Great question! There’s some good research on intermittent fasting for weight loss and to reduce insulin resistance and it does seem to help with both. However, if you’re asking more about relief from hot flashes, I can’t say if there would be a direct benefit.

Intermittent fasting (IF) does appear to promote weight loss in women, and achieving a healthier weight, in turn usually leads to fewer hot flashes and an improvement in sleep and other menopause symptoms.

There are a few ways to do IF. I don’t recommend true fasts, where you’re eating no solid food. Instead, try the 8/16 method of fasting, which means that you eat healthy and calorie-appropriate meals for an 8-hour period each day, and fast for the remaining 16 hours.

That’s usually do-able for most people unless you have to eat super early for work and have family or work commitments that prevent you from eating dinner early enough.

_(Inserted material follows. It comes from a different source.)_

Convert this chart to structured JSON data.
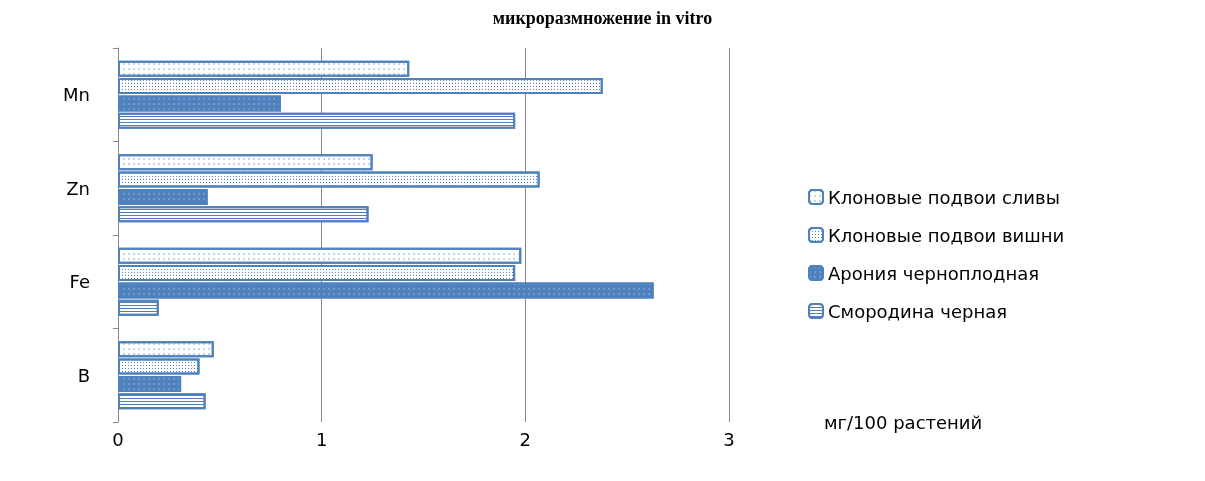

If you have breakfast around 10:00 am and finish eating dinner by 6:00pm, that works. Keep in mind though, that you can’t eat or drink anything with calories until 10:00 am so if you’re a morning latte drinker, you might have to find a way around that!

The other way to do IF is to do a light fast on two non-consecutive days of the week.

That means five days you eat normally (a healthy Mediterranean-style diet is preferred), and two days you eat about 30% of your total calories.

If you usually need 1500 calories, then your two fast days would be 450 calories. That allows you to eat mainly vegetables, lean proteins and maybe a bit of fruit on your fast days.

There was a research study on this way of eating, and they found that women who followed it lost more weight and improved their blood sugar better than women who just did an everyday calorie restricted diet.

Both weight loss and the Mediterranean diet, (which focuses on more fruits and vegetables, fish, legumes, low fat dairy foods, and fewer desserts) have been shown to help with menopause symptoms, so it’s worth a try. If you find that it’s helpful, let me know!